QUAND JE SERAI GRAND...


Quand je serai grand comme ma sœur Louise, j’irai aussi à la vraie école. A ça, j’y pensais depuis longtemps. Mais voilà, j’ai maintenant six ans et le jour de la rentrée des classes va arriver. Plus que deux nuits à dormir et maman me conduira à l’école pour la première fois. Ma mallette pleine de cahiers pour écrire des choses et pour faire de beaux dessins est prête.

Quand je serai grand, je serai receveur de tram, car ils ont plein d’argent dans leur petite sacoche et tous les voyageurs leur en donnent en échange d’un petit ticket en papier rose ou bleu, mais les bleus sont plus chers. Je serai vite riche et alors je m’achèterai une maison avec un beau jardin pour moi tout seul.

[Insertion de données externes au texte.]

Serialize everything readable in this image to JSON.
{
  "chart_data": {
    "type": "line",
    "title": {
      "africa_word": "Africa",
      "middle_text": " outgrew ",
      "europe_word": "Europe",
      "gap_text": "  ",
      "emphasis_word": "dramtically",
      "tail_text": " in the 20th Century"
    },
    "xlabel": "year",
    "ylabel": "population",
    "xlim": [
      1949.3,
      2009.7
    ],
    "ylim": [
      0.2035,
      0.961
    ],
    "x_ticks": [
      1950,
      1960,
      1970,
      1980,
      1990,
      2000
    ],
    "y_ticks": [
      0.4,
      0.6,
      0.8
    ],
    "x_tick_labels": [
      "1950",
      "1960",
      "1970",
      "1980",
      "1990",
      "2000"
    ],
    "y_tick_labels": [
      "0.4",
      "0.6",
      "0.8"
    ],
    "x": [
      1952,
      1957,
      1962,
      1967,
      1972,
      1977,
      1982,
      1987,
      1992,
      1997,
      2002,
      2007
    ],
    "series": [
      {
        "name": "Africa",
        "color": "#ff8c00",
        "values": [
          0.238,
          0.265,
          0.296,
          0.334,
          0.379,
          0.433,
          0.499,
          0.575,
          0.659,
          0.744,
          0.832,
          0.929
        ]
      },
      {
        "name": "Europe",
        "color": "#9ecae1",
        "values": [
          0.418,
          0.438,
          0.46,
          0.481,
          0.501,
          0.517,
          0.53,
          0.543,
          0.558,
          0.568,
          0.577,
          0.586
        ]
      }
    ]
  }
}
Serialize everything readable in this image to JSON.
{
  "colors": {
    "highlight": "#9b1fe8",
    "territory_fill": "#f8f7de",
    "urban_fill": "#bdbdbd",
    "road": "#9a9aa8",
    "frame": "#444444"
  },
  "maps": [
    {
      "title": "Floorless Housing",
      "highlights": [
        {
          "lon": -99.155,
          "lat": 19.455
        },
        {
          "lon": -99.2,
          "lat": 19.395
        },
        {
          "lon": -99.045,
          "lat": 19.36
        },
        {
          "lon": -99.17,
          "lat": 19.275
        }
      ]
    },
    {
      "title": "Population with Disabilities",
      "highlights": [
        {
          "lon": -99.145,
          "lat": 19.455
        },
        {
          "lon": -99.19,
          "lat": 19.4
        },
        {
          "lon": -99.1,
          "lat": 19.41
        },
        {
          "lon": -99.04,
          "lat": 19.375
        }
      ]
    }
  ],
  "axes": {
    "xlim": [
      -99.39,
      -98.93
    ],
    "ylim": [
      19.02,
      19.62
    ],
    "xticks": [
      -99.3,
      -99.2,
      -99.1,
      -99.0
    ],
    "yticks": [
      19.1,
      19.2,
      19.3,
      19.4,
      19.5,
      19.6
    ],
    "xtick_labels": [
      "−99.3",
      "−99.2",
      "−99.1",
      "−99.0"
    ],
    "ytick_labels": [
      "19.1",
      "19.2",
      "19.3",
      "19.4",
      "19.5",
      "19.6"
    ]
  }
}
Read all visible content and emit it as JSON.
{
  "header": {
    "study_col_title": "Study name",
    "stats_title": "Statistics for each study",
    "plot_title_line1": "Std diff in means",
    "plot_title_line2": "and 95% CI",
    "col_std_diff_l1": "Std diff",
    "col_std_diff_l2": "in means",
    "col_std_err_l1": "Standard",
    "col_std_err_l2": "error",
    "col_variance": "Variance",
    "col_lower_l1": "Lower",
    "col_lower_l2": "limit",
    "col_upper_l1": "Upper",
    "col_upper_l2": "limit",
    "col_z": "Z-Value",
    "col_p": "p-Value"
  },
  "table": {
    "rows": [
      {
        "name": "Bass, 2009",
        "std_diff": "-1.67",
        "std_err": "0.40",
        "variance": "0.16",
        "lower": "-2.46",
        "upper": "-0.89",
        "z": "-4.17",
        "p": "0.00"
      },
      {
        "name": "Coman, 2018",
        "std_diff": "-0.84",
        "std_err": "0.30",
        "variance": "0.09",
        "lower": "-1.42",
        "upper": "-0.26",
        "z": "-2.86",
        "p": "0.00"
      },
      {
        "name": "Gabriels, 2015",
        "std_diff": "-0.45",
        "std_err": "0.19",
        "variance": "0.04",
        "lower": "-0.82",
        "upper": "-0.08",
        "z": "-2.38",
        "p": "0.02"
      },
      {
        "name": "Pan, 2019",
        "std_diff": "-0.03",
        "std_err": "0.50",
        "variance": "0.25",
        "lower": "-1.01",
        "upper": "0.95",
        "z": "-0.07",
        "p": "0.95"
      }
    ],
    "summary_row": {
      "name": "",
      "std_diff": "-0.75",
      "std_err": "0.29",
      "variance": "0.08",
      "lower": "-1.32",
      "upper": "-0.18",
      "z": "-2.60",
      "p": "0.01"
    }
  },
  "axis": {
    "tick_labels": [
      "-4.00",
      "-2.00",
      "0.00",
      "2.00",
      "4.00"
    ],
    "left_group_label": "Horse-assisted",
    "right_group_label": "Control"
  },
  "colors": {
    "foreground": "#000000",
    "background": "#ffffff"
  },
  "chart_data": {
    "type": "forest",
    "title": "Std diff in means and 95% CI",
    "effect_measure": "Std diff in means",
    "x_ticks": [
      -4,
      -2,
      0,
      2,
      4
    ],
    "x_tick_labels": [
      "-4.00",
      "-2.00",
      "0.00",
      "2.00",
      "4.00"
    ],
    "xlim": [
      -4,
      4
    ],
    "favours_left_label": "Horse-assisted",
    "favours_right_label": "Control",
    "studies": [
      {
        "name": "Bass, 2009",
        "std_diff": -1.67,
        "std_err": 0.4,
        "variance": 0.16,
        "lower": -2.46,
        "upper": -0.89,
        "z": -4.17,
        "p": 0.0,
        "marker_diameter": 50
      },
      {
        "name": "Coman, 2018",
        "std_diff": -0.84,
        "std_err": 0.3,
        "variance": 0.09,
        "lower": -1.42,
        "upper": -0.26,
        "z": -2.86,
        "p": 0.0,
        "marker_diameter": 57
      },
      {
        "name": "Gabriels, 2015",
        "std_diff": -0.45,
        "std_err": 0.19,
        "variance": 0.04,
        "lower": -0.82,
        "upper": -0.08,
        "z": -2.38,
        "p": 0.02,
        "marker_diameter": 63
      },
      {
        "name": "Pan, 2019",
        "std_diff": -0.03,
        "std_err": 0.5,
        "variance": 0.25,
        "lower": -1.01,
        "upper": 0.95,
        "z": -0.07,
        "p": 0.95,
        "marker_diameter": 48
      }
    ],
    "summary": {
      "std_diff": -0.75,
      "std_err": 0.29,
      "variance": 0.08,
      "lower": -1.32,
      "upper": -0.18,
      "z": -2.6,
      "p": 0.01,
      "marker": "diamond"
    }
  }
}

Quand je serai grand, j’aurais aussi une fiancée. Mais pas Patricia, elle veut sans cesse me parler et elle sait toujours tout mieux que moi. Pour l’anniversaire de mes huit ans, elle m’a fait un beau dessin, avec plein de petits cœurs. Mais elle avait écrit : « Bon anniversaire Jeannot »… Je n’aime pas qu’on m’appelle « Jeannot », je ne suis plus un petit garçon, quand même !

Quand je serai grand… Pourquoi les gens me demandent -ils continuellement ce que je ferai quand je serai grand ? Hier, on a fêté mes dix ans, et j’ai dit que je voulais devenir ministre . Parce qu’ils ont tous une grosse voiture et qu’ils parlent à la télévision et qu’on les écoutent, eux. Mais tout le monde s’est moqué de moi : Jeannot, ministre ?…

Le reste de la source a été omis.